First Lady urges women to be role models of peace

FIRST Lady Esther Lungu says strong families are a foundation of vibrant communities in  society and has implored women to be prayerful as the country goes to the polls.

Ms Lungu said that strong families make stable communities with high moral values that help prevent vices such as immorality, child marriage and gender based violence.

She said this yesterday after launching the national Anglican 80 years of Mothers’ Union existence in Zambia whose theme was, “Celebrating 80 years of spiritual growth and impacting communities with holistic programmes”.

The First Lady encouraged women to be role models of peace and to remain prayerful even as the nation goes to the polls on August 11, 2016 stating that it was women, girls and children that suffer the most in times of strife.

“Mothers let us be role models of peace; it is women, girls and children that suffer the most in times of strife. As we go into the election period, let us remain prayerful as a nation. May God guide and lead us,” she said.

Ms Lungu thanked the Anglican Church for its work that was supplementing Government’s effort through various projects around the country such as supporting orphans, youth empowerment, counselling as well as skills training to uplifting the livelihoods of the underprivileged in society.

She said that time was ripe for women to stand up and be counted as key partners in the development process and that they should rise above obstacles that hinder them to achieve their goals.

“Fellow women the time is now ripe for us to stand up and be counted as responsible citizens who can add value to our beloved country.

‘‘Women can rise above obstacles that hinder their desire to thrive and be counted as key partners in the development process,” she said.

Ms Lungu said that the Mothers Union is a worldwide organisation that was founded by Ms Mary Sumner in 1976 and that her work speaks volumes of her vision to help mothers and children to ensure that they were brought up in the teachings of Christ and that her teachings remain relevant even today.
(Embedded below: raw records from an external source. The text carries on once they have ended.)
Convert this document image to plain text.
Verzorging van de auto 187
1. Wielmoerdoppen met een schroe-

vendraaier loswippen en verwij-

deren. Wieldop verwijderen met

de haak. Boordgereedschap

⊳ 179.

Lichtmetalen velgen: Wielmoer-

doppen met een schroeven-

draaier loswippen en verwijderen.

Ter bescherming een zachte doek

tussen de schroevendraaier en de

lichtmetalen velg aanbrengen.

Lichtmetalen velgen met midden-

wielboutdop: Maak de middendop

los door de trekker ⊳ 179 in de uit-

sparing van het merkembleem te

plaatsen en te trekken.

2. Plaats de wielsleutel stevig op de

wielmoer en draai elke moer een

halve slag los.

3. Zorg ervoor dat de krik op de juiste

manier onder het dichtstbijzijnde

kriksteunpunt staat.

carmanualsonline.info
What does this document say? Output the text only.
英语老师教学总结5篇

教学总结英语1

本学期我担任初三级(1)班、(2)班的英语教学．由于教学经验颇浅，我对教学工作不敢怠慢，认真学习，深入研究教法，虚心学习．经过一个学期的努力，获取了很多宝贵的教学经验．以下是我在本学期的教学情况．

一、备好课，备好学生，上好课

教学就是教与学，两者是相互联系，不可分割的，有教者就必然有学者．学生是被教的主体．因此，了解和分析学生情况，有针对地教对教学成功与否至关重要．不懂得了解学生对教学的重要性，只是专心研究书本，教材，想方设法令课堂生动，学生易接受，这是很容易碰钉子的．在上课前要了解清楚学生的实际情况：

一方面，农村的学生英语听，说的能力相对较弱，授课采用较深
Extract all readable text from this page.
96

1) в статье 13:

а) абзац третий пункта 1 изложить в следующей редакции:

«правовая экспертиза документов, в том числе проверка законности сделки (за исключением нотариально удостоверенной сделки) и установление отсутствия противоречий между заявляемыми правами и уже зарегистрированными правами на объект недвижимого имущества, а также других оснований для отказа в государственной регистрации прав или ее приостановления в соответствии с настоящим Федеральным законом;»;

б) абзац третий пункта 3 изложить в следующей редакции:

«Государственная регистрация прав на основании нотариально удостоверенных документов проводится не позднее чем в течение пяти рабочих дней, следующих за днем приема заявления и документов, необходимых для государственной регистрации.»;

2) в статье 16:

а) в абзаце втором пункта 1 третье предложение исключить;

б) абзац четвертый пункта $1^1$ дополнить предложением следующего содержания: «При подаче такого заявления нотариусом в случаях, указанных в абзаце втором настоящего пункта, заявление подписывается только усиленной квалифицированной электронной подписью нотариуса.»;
Earlier, there was a march past from of Anglican women from Chaisa filling station to the OYDC.

Mothers’ Union worldwide president Lynne Tembey urged women to use their gifts effectively for the benefit of their communities and be sources of hope.

And Anglican bishop of Central Africa Albert Chama’s wife said that Ms Lungu was a true Christian who was using her status to help women and the girl child realise their dream.

Ms Chama said that women were encouraged each time they saw Ms Lungu go about her work helping the underprivileged in society and being an advocate against child marriage.